Space-time crystals of trapped ions

Arxiv – Space-time crystals of trapped ions (6 pages)

One of the basic properties of spatial crystals is that they form when a system drops to its lowest possible energy state. They are not the result of adding energy to a system, but of taking it away. All of it.

Another basic property is that when these objects reach their lowest energy configuration, their symmetry breaks down. Instead of being the same in all directions, like the laws of physics, these objects become the same in only a few directions. It is this symmetry-breaking and the periodic structure it produces that defines crystals.

Wilczek and Shapere persuasively argued that there’s no reason why similar periodic structures couldn’t exist in time. And they said that finding them would give physicists a new way to study the process of symmetry-breaking and the laws of physics behind it.

Researchers say they know how to create an object in its lowest energy state that shows periodic structure both in space and time–a space-time crystal.

Their idea is remarkably simple. Their space-time crystal consists of a cloud of beryllium ions trapped in an circular electromagnetic field. The ions naturally repel each other and so spontaneously form a circle. That’s a type of spatial ionic crystal, something physicists have played with for years.

The idea of a permanently rotating ring might have uncomfortable parallels with a perpetual motion device. But a space-time crystal does not violate any laws of physics. That’s because it exists in its lowest energy state and so cannot do work–energy cannot be extracted from this system even though it is moving.

That’s more than a mere curiosity. One reason why space-time crystals are interesting is that their periodicity in time makes them natural clocks. So there should be plenty of people with more than a passing interesting in making one.

And that should be sooner rather than later. Tongcang and co’s space-time crystal ought to be possible to make now using state of the art ion traps.

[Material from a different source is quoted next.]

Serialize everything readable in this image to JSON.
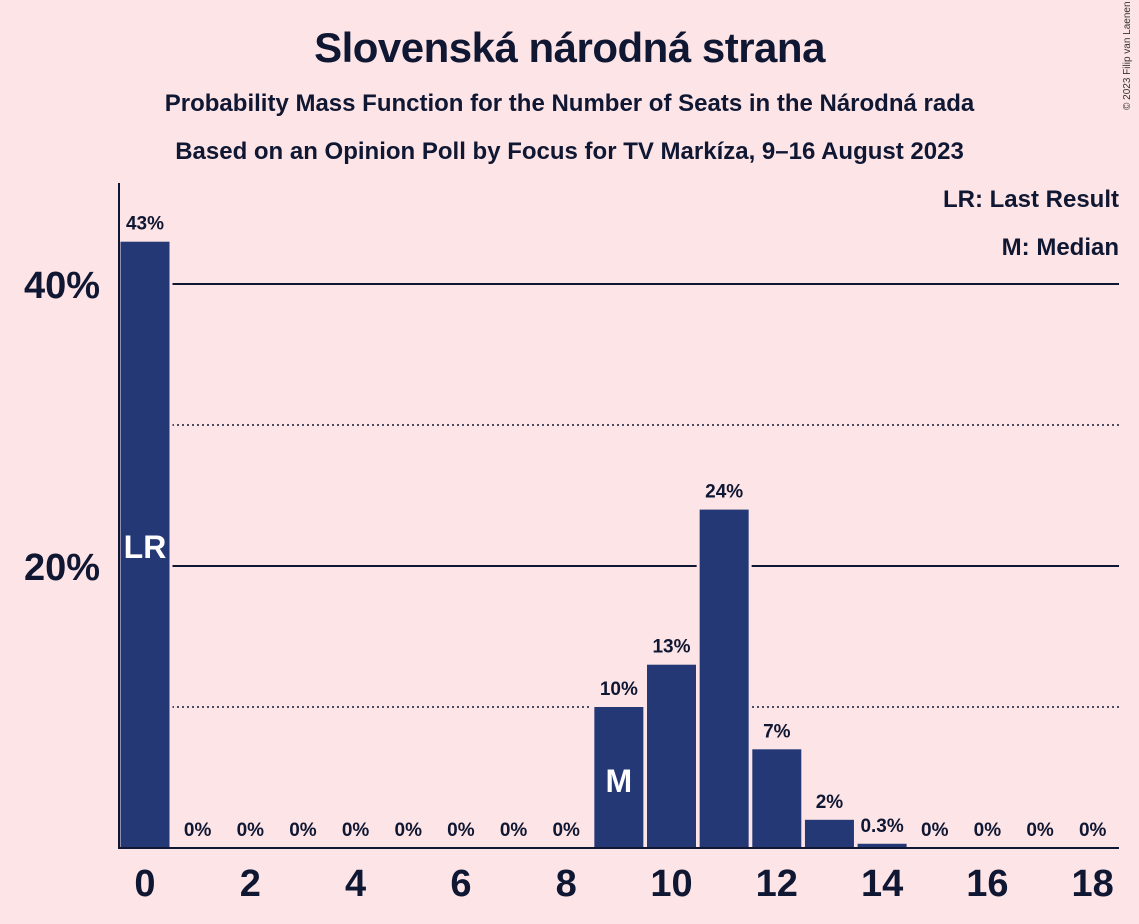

Abstract- Great progresses have been made in exploring exciting physics of low dimensional materials in last few decades. Important examples include the discovering and synthesizing of fullerenes (zerodimensional,0D) [1], carbon nanotubes (1D) [2] and graphene (2D) [3]. A fundamental question is whether we can create materials with dimensions higher than that of conventional 3D crystals, for example, a 4D crystal that has periodic structures in both space and time. Here we propose a space-time crystal of trapped ions and a method to realize it experimentally by confining ions in a ring-shaped trapping potential with a static magnetic field. The ions spontaneously form a spatial ring crystal due to Coulomb repulsion. This ion crystal can rotate persistently at the lowest quantum energy state in magnetic fields with fractional fluxes. The persistent rotation of trapped ions produces the temporal order, leading to the formation of a space-time crystal. We show that these space-time crystals are robust for direct experimental observation. The proposed space-time crystals of trapped ions provide a new dimension for exploring many-body physics and emerging properties of matter.